Bist du an der Water Only - Methode interessiert? Probiere es am Besten selbst aus. Hast Du vor in Zukunft auf Shampoo zu verzichten oder bist schon dabei? Dann lass es mich unbedingt in den Kommentaren wissen. Ich bin auf deine Erfahrung gespannt.

  • Geduld haben: Die Umstellung kann einige Wochen dauern.
  • Regelmäßig bürsten: Verteilt den Talg und entfernt Schmutz.
  • Wasserhärte beachten: Weiches Wasser ist ideal.
  • Haarstyling-Produkte vermeiden: Silikonhaltige Produkte können die Umstellung erschweren.
  • Die richtige Bürste wählen: Naturborsten sind am besten geeignet.

Die Haare nur mit Wasser zu waschen, ist eine haut- und umweltfreundliche Methode. Der natürliche Schutzfilm bleibt erhalten: Seine Aufgabe ist es, die Haut vor Krankheitserregern zu schützen und er hält die oberen Hautschichten und die Haare elastisch.

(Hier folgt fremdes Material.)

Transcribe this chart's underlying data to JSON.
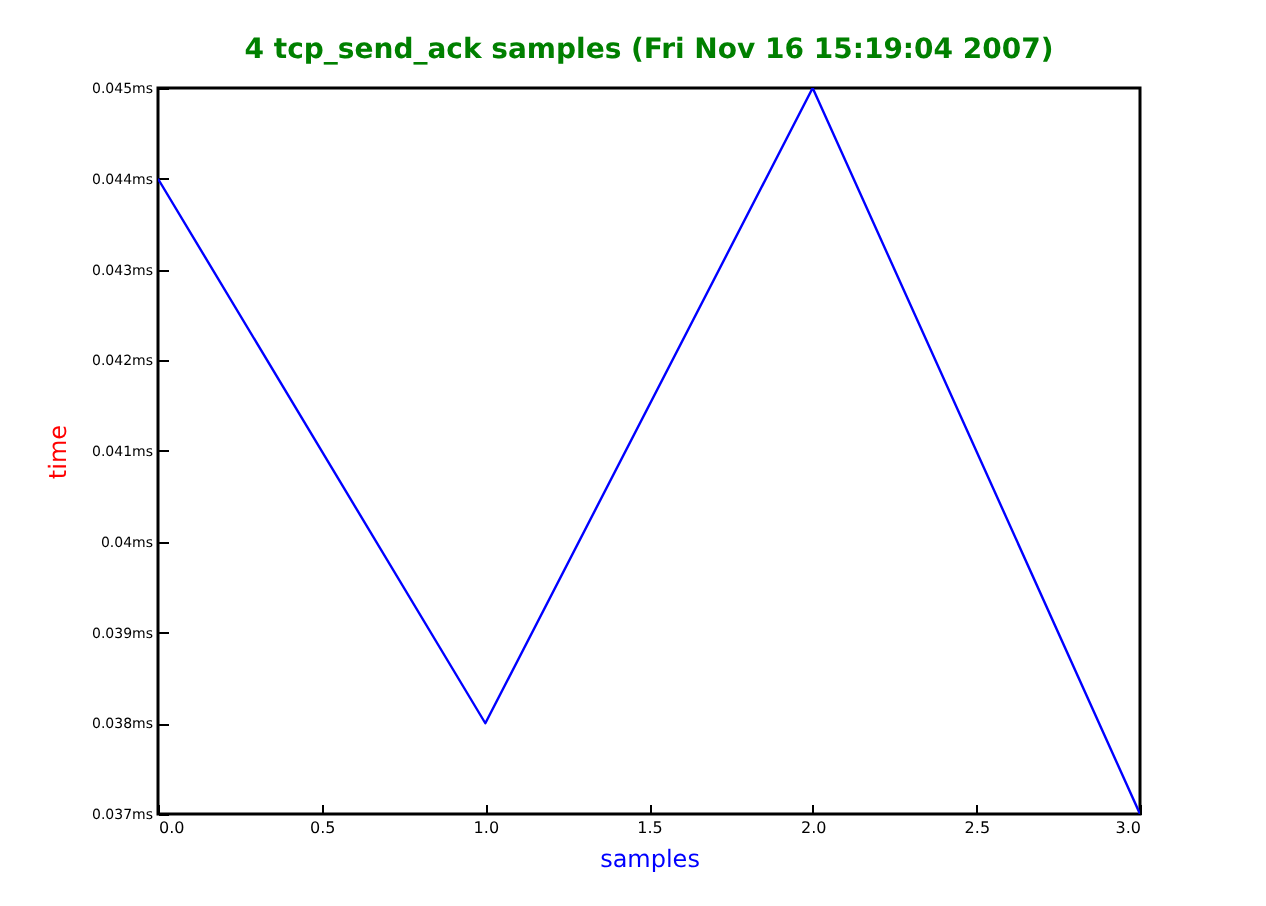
{
  "chart_data": {
    "type": "line",
    "title": "4 tcp_send_ack samples (Fri Nov 16 15:19:04 2007)",
    "xlabel": "samples",
    "ylabel": "time",
    "x": [
      0,
      1,
      2,
      3
    ],
    "series": [
      {
        "color": "#0000ff",
        "values": [
          0.044,
          0.038,
          0.045,
          0.037
        ]
      }
    ],
    "xlim": [
      0,
      3
    ],
    "xticks": [
      {
        "value": 0,
        "label": "0.0"
      },
      {
        "value": 0.5,
        "label": "0.5"
      },
      {
        "value": 1,
        "label": "1.0"
      },
      {
        "value": 1.5,
        "label": "1.5"
      },
      {
        "value": 2,
        "label": "2.0"
      },
      {
        "value": 2.5,
        "label": "2.5"
      },
      {
        "value": 3,
        "label": "3.0"
      }
    ],
    "ylim": [
      0.037,
      0.045
    ],
    "yticks": [
      {
        "value": 0.037,
        "label": "0.037ms"
      },
      {
        "value": 0.038,
        "label": "0.038ms"
      },
      {
        "value": 0.039,
        "label": "0.039ms"
      },
      {
        "value": 0.04,
        "label": "0.04ms"
      },
      {
        "value": 0.041,
        "label": "0.041ms"
      },
      {
        "value": 0.042,
        "label": "0.042ms"
      },
      {
        "value": 0.043,
        "label": "0.043ms"
      },
      {
        "value": 0.044,
        "label": "0.044ms"
      },
      {
        "value": 0.045,
        "label": "0.045ms"
      }
    ],
    "grid": false,
    "marker": "none",
    "line_style": "solid"
  }
}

Die „Water Only“-Methode wird nicht jede:n überzeugen können. Wie fettig oder trocken deine Haare sind, hängt grundsätzlich vom Hauttyp ab. Wenn du fettige Haut hast, bekommst du auch schneller fettige Haare.

No Poo hat für mich nicht nur Haare verändert, sondern auch meine Einstellung zu Pflegeprodukten. Ich berichte wie es wirklich war ohne Shampoo und Co.